Губернатор посмотрел на Барри, потом — на жену.
Все поняли, что услышанное от Дорис Барри оставил при себе.
— А что за бред ты нес в Уинслоу?
Глаза губернатора превратились в щелочки.
— Бред?
Дорис продолжила хорошо поставленным голосом опытного лектора:
— Кэкстон, ты прекрасно знаешь, что фермеры и лавочники Уинслоу, как и повсюду в США, не желают слышать о Третьем мире. Их интересуют налоги, программы по здравоохранению, социальной защите, обороне, субсидии на зерно. Избиратель прежде всего эгоист! Каждый раз, слыша название какой-либо чужой страны, он знает, что ему придется платить!
— Дорис, надо говорить и об этом.
— А что ты лепил насчет технического прогресса? — Дорис Уилер закатила глаза.
Губернатор, сидевший в кресле, без галстука, обмяк, словно на него навалилась усталость.
— Ты пытаешься показать, что ты — государственный деятель, Кэкстон? — выкрикнула Дорис.
— Мама, — вмешался Уолш, — ты же не хочешь, чтобы тебя слышали люди в гостиной?
— Почему нет? — Дорис не понизила голоса. — Пусть слушают! Предвыборная кампания губернатора Кэкстона Уилера завершена! Они могут допить виски, убрать в карманы чековые книжки и разойтись по домам, чтобы потом переметнуться к Симону Аптону или Джо Грейвзу.
Губернатор искоса глянул на Барри Хайнса, словно ища поддержки.
— Грейвз сболтнул чушь…
Барри Хайнс оставил на телевизоре пластмассовый стаканчик, наполовину наполненный «пепси». Дорис смахнула стаканчик на ковер. Губернатор Уилер уставился на коричневое пузырящееся пятно. Затем поднялся, подошел к зеркалу, начал завязывать галстук.
Барри Хайнс уже стоял у двери в гостиную.
— Кэкстон, — Дорис обращалась к спине мужа, — американцы не доверяют техническому прогрессу. Они не понимают технического прогресса. Технический прогресс отнимает у них работу.

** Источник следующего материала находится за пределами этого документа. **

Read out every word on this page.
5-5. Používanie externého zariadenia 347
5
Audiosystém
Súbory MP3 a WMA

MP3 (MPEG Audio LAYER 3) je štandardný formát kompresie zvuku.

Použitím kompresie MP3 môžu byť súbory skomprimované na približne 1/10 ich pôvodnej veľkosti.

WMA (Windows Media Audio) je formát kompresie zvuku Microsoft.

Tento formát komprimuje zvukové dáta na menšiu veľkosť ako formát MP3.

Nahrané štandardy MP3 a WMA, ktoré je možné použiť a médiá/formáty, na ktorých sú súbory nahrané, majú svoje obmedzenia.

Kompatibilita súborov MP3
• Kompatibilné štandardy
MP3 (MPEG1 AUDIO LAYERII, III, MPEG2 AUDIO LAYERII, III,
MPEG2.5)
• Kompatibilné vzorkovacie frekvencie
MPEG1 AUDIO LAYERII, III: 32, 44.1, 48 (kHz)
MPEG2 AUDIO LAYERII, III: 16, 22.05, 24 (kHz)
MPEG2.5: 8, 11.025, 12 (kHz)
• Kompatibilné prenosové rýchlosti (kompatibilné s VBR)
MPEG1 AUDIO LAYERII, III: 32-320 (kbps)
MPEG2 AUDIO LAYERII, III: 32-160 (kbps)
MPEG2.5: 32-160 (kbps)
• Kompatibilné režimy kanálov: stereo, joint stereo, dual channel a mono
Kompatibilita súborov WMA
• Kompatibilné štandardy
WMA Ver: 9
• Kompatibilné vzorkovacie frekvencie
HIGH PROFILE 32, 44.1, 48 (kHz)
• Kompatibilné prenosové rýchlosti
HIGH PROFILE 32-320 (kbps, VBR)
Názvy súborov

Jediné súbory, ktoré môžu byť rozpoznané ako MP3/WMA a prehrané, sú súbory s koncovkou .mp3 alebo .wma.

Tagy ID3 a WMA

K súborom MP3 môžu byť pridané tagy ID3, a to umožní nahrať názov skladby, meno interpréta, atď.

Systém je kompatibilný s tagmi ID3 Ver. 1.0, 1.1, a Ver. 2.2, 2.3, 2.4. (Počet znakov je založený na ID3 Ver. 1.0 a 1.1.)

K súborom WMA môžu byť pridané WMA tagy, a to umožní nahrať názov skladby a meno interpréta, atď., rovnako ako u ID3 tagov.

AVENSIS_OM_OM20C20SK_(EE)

— Перестань, — устало отмахнулся губернатор. — Американцы влюблены в технику. Они обожают компьютерные игры, механические игрушки, кабельное телевидение. Они даже устанавливают всякие хитрые приспособления на свои тракторы и грузовики…
— А в глубине души они полагают, — настаивала Дорис, — что все технические достижения — происки дьявола.
— О, Дорис.
— И надо быть круглым дураком, чтобы заявить, что технический прогресс заменит религию!
— Я ничего такого не говорил.
— Что технический прогресс заменит демократию!
Повернувшись от зеркала, губернатор застегивал рукава. По его щекам ходили желваки.
— Это наша вина, — попытался погасить пожар Уолш. — Мы переоценили значение гибели Вика Роббинса. До первичных выборов всего два дня, а нам очень хотелось попасть в вечерние выпуски новостей.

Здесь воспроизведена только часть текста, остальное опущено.